The Beeb has indeed become its own “newsagency” (that single compound noun is right there in the 1920s document), gathering news internationally and omnivorously. The way it has evaluated and then transmitted this news material outward has rightly earned audiences’ trust worldwide.

The BBC World Service is now a journalistic legend, renowned as a fountainhead of reliable news and analysis, the kind that people living under dictatorships turn to when their own local news is repressed or distorted by governmental control and censorship.

ON A PERSONAL NOTE, I have in my own international assignments always felt it essential to keep in touch by listening to the World Service, in days of yore crackling through a transistor radio (often in the remotest and frankly uncomfortable locations), and more recently crystal-clear online via my laptop or by using the BBC’s own smartphone app.

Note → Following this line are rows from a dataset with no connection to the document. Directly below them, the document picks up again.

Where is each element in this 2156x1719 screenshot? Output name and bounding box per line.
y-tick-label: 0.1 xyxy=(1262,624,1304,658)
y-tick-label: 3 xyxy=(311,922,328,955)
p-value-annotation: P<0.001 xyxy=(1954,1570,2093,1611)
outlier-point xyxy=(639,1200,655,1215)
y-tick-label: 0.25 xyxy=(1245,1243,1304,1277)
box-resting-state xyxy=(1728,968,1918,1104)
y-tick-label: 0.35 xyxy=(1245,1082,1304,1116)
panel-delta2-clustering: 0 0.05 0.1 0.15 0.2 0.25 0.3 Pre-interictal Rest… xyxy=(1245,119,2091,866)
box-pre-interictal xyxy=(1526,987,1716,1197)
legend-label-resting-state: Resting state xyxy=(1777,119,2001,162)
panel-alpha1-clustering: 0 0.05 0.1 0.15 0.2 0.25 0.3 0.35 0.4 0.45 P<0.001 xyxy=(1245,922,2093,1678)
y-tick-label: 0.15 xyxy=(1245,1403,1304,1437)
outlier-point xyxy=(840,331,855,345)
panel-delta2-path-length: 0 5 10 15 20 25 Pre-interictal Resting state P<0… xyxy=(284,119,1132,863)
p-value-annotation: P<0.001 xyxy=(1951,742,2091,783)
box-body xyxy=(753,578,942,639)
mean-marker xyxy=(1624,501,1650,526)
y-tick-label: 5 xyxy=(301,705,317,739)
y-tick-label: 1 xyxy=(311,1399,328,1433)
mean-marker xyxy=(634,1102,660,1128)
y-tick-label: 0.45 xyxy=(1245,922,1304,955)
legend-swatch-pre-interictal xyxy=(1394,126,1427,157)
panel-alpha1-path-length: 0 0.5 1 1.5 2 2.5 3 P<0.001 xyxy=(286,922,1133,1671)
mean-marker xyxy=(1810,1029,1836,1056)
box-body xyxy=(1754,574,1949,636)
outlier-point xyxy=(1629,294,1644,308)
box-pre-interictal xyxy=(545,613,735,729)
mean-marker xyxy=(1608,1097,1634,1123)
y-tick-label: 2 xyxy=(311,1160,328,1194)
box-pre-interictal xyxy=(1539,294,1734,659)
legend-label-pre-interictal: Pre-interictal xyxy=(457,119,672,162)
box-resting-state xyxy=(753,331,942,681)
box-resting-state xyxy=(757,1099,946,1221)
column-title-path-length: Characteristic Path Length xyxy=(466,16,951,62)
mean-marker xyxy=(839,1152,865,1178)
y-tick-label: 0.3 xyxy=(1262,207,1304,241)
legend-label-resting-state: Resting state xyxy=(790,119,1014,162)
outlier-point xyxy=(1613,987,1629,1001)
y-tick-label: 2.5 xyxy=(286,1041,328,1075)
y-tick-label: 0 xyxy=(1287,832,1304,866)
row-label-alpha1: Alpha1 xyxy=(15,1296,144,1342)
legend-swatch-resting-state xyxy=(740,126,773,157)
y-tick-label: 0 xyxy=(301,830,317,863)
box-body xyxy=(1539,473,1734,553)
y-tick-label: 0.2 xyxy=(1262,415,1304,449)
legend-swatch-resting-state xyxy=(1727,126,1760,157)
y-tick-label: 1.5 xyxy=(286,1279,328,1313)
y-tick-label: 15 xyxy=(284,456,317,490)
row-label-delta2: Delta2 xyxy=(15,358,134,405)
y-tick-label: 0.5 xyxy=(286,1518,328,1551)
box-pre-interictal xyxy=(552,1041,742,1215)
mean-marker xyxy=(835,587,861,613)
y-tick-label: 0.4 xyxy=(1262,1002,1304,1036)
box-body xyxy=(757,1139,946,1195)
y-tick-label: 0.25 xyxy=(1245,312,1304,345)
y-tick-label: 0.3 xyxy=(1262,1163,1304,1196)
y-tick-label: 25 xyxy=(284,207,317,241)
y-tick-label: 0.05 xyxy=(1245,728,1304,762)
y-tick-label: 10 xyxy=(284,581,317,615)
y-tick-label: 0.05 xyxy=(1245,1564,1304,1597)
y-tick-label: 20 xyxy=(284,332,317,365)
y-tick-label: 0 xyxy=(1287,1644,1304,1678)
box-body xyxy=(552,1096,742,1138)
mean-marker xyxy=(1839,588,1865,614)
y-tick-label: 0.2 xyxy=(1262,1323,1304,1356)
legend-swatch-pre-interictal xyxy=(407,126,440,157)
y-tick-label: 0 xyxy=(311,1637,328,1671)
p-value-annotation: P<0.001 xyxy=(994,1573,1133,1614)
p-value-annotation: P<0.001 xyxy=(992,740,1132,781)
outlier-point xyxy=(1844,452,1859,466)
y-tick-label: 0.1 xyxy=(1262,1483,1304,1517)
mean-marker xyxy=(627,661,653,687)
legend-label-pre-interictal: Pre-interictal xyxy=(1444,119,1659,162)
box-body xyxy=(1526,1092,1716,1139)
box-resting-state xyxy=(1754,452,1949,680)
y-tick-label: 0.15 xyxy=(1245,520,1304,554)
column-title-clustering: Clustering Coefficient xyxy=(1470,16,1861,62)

During the London-based slice of my career (1969 to 1990) I was largely employed by UK’s commercial ITV network and thus I worked in direct competition with the Beeb. So I can readily vouch for its incomparable standards (though as we all know any institution can slip, as the BBC regrettably has at times). For complete disclosure, I should admit I was hired by the Corporation for my very first job after college, and I left after only two weeks. As an impatient twentysomething I just couldn’t bear the institutional atmosphere, condemning it at the time as “like working for the civil service.” Mercifully for me, an ITV executive offered me a better job – in a better location, too, and more lucratively paid.  I had to go.

Long after that early period, when operating as a freelance, I was commissioned by the World Service to make some radio documentaries, from Zimbabwe and Zambia. I can only applaud the rigor and exactness I encountered among the WS producers and editors with whom I ended up completing my broadcasts. I felt I should make amends for the arrogance of my salad days when I was green in judgment.

So from somewhere off to the sidelines, I’d now like to doff my cap respectfully to the cavalcade of BBC celebration that’s about to juggernaut over our airwaves and online.